Textes Alexandre Goyette, Sylvie Moreau et Évelyne de la Chenelière
Conception, mise en scène et chorégraphie Paula de Vasconcelos
Avec Darren Bonin, Kleber Candido, Natalie Zoey Gauld, Alexandre Goyette, Sylvie Moreau, David Rancourt, Edward Toledo
Théâtre et danse s'additionnent et se font écho dans cette pièce sur la métamorphose d'un univers vidé d'humanité en un univers où amour et compassion règnent. Poursuivant une réflexion de longue date sur le sujet, Paula de Vasconcelos oppose le féminin au masculin et ouvre la discussion sur les actuels besoins planétaires et humains en matière d'équilibre de ces forces vitales. Générosité et physicalité exubérantes.
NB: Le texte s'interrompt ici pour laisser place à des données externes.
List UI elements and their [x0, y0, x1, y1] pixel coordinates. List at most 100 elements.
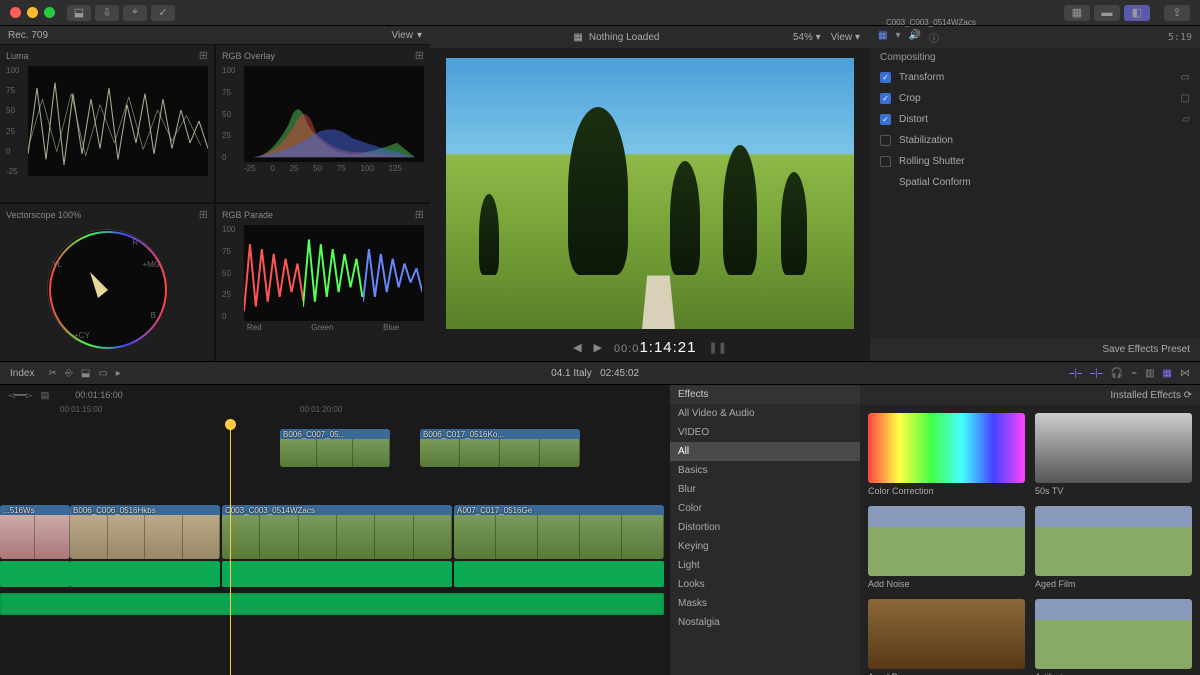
effects-category-color[interactable]: Color — [670, 499, 860, 518]
effects-category-looks[interactable]: Looks — [670, 575, 860, 594]
project-duration: 02:45:02 — [600, 368, 639, 379]
row-label: Distort — [899, 114, 928, 125]
inspector-row-stabilization[interactable]: Stabilization — [870, 130, 1200, 151]
browser-toggle[interactable]: ▦ — [1064, 5, 1090, 21]
effects-category-all[interactable]: All — [670, 442, 860, 461]
trim-tool-icon[interactable]: ✂ — [48, 368, 56, 379]
effect-50s-tv[interactable]: 50s TV — [1035, 413, 1192, 496]
background-tasks[interactable]: ✓ — [151, 5, 175, 21]
inspector-row-rolling-shutter[interactable]: Rolling Shutter — [870, 151, 1200, 172]
import-button[interactable]: ⇩ — [95, 5, 119, 21]
effects-library-menu[interactable]: Installed Effects ⟳ — [1110, 390, 1192, 401]
primary-clip[interactable]: A007_C017_0516Ge — [454, 505, 664, 559]
inspector-duration: 5:19 — [1168, 32, 1192, 43]
expand-icon[interactable]: ⊞ — [199, 208, 208, 221]
inspector-row-distort[interactable]: ✓ Distort ▱ — [870, 109, 1200, 130]
clip-appearance-icon[interactable]: ▥ — [1145, 368, 1154, 379]
checkbox[interactable] — [880, 156, 891, 167]
effects-category-nostalgia[interactable]: Nostalgia — [670, 613, 860, 632]
effect-color-correction[interactable]: Color Correction — [868, 413, 1025, 496]
effect-artifacts[interactable]: Artifacts — [1035, 599, 1192, 675]
play-icon[interactable]: ▶ — [594, 341, 602, 354]
reset-icon[interactable]: ▭ — [1181, 72, 1190, 83]
inspector-row-crop[interactable]: ✓Crop▢ — [870, 88, 1200, 109]
expand-icon[interactable]: ⊞ — [199, 49, 208, 62]
luma-yaxis: 1007550250-25 — [6, 66, 26, 176]
chevron-down-icon: ▾ — [417, 30, 422, 41]
library-toggle[interactable]: ⬓ — [67, 5, 91, 21]
share-button[interactable]: ⇪ — [1164, 5, 1190, 21]
audio-clip[interactable] — [0, 561, 70, 587]
effects-category-masks[interactable]: Masks — [670, 594, 860, 613]
maximize-window[interactable] — [44, 7, 55, 18]
keyword-button[interactable]: ⌖ — [123, 5, 147, 21]
expand-icon[interactable]: ⊞ — [415, 49, 424, 62]
effects-category-blur[interactable]: Blur — [670, 480, 860, 499]
effects-category-video[interactable]: VIDEO — [670, 423, 860, 442]
timeline-toggle[interactable]: ▬ — [1094, 5, 1120, 21]
zoom-menu[interactable]: 54% ▾ — [793, 32, 821, 43]
checkbox[interactable]: ✓ — [880, 72, 891, 83]
timeline[interactable]: ◅━━▻ ▤ 00:01:16:00 00:01:15:00 00:01:20:… — [0, 385, 670, 675]
effects-category-distortion[interactable]: Distortion — [670, 518, 860, 537]
timeline-ruler[interactable]: 00:01:15:00 00:01:20:00 — [0, 405, 670, 421]
primary-clip[interactable]: C003_C003_0514WZacs — [222, 505, 452, 559]
inspector-toggle[interactable]: ◧ — [1124, 5, 1150, 21]
audio-clip[interactable] — [454, 561, 664, 587]
inspector-row-spatial-conform[interactable]: Spatial Conform — [870, 172, 1200, 193]
vectorscope: Vectorscope 100%⊞ R +MG YL B +CY — [0, 204, 214, 361]
checkbox[interactable] — [880, 135, 891, 146]
reset-icon[interactable]: ▱ — [1182, 114, 1190, 125]
play-back-icon[interactable]: ◀ — [573, 341, 581, 354]
connected-clip[interactable]: B006_C007_05... — [280, 429, 390, 467]
timeline-timecode: 00:01:16:00 — [75, 390, 123, 400]
window-controls — [10, 7, 55, 18]
timeline-toolbar: Index ✂ ⎆ ⬓ ▭ ▸ 04.1 Italy 02:45:02 ⎯|⎯ … — [0, 361, 1200, 385]
effect-add-noise[interactable]: Add Noise — [868, 506, 1025, 589]
project-name: 04.1 Italy — [551, 368, 592, 379]
audio-skimming-icon[interactable]: ⎯|⎯ — [1090, 368, 1103, 379]
expand-icon[interactable]: ⊞ — [415, 208, 424, 221]
primary-clip[interactable]: ...516Ws — [0, 505, 70, 559]
reset-icon[interactable]: ▢ — [1181, 93, 1190, 104]
pause-icon[interactable]: ❚❚ — [708, 341, 726, 354]
inspector: ▦ ▾ 🔊 ⓘ C003_C003_0514WZacs 5:19 Composi… — [870, 26, 1200, 361]
audio-clip[interactable] — [70, 561, 220, 587]
clip-height-icon[interactable]: ▤ — [41, 390, 50, 401]
select-tool-icon[interactable]: ▸ — [116, 368, 121, 379]
music-clip[interactable] — [0, 593, 664, 615]
snapping-icon[interactable]: ⌁ — [1131, 368, 1137, 379]
viewer-canvas[interactable] — [446, 58, 854, 329]
checkbox[interactable]: ✓ — [880, 114, 891, 125]
minimize-window[interactable] — [27, 7, 38, 18]
effects-category-all-video-audio[interactable]: All Video & Audio — [670, 404, 860, 423]
effects-browser-icon[interactable]: ▦ — [1163, 368, 1172, 379]
primary-clip[interactable]: B006_C006_0516Hkbs — [70, 505, 220, 559]
transport-controls: ◀ ▶ 00:01:14:21 ❚❚ — [430, 333, 870, 361]
solo-icon[interactable]: 🎧 — [1111, 368, 1123, 379]
zoom-slider-icon[interactable]: ◅━━▻ — [8, 390, 33, 401]
playhead[interactable] — [230, 421, 231, 675]
insert-tool-icon[interactable]: ⬓ — [81, 368, 90, 379]
save-effects-preset[interactable]: Save Effects Preset — [870, 338, 1200, 361]
connected-clip[interactable]: B006_C017_0516Ko... — [420, 429, 580, 467]
timecode[interactable]: 00:01:14:21 — [614, 339, 696, 356]
timeline-index-button[interactable]: Index — [10, 368, 34, 379]
scopes-view-menu[interactable]: View — [391, 30, 413, 41]
viewer-title: Nothing Loaded — [589, 32, 660, 43]
effects-category-light[interactable]: Light — [670, 556, 860, 575]
effects-category-keying[interactable]: Keying — [670, 537, 860, 556]
skimming-icon[interactable]: ⎯|⎯ — [1069, 368, 1082, 379]
view-menu[interactable]: View ▾ — [831, 32, 860, 43]
audio-clip[interactable] — [222, 561, 452, 587]
transitions-browser-icon[interactable]: ⋈ — [1180, 368, 1190, 379]
effect-aged-film[interactable]: Aged Film — [1035, 506, 1192, 589]
inspector-row-transform[interactable]: ✓Transform▭ — [870, 67, 1200, 88]
luma-scope: Luma⊞ 1007550250-25 — [0, 45, 214, 202]
effect-aged-paper[interactable]: Aged Paper — [868, 599, 1025, 675]
close-window[interactable] — [10, 7, 21, 18]
connect-tool-icon[interactable]: ⎆ — [65, 368, 73, 379]
checkbox[interactable]: ✓ — [880, 93, 891, 104]
effects-category-basics[interactable]: Basics — [670, 461, 860, 480]
append-tool-icon[interactable]: ▭ — [98, 368, 107, 379]
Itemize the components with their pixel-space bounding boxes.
Scénographie Raymond Marius Boucher, Paula de Vasconcelos
Lumières Michel Beaulieu
Costumes Anne-Marie Veevaete
Une production de Pigeons international en codiffusion avec Usine C
par Aurélie Olivier
Est-il possible de faire un pied de nez à la violence? Pourrions-nous prendre plutôt le parti de la douceur, de la compassion? Serait-il possible de laisser enfin tomber le cynisme et de lui préférer l'amour? Tel est le pari de Paula de Vasconcelos, qui offre avec Kiss Bill une riposte toute en bienveillance à l'univers sanglant du réalisateur Quentin Tarantino. Créé en 2007, le spectacle a marqué les 20 ans d'existence de la compagnie Pigeons International et poursuit le dialogue que la chorégraphe avait entamé avec le cinéaste en 1997, avec Lettre d'amour à Quentin Tarantino. Du film Kill Bill, Vasconcelos a retenu l'essentiel : une femme engagée dans une quête qui la conduit à affronter des guerriers ninjas, vêtue d'une combinaison dorée qui n'est pas sans rappeler celle que portait Uma Thurman dans le film. Le décor est de style oriental avec de grands paravents japonais, et la trame sonore reprend des chansons de la bande originale du film. Toutefois, ce n'est pas pour le tuer que l'héroïne, la danseuse Natalie Zoey Gauld, cherche Bill, mais pour faire la paix. Sa seule arme est la grâce, et les combats de sabre réglés au métronome ont cédé la place à des chorégraphies pleines d'humour. Celles-ci alternent avec des scènes réunissant un cinéaste (Alexandre Goyette), version fantasmée de Tarantino, et sa productrice (Sylvie Moreau). Petit à petit, alors que la couleur verte devient de plus en plus présente et que la nature se met à envahir la scène, ceux-ci se laissent gagner par un sentiment qui leur était jusque là inconnu : la compassion, et par un étrange besoin de demander pardon. Les dialogues, les acteurs les ont écrits eux-mêmes, à partir d'improvisations. Peut-être est-ce ce qui explique qu'ils soient si à l'aise avec leurs personnages? Sylvie Moreau est particulièrement convaincante, d'abord hyperactive et sans scrupules, puis troublée, bouleversée par les étranges changements qui s'opèrent en elle, se joignant aux chorégraphies avec une maladresse touchante, gênée par ses talons hauts, mais acceptant de remettre en question ce qu'elle est.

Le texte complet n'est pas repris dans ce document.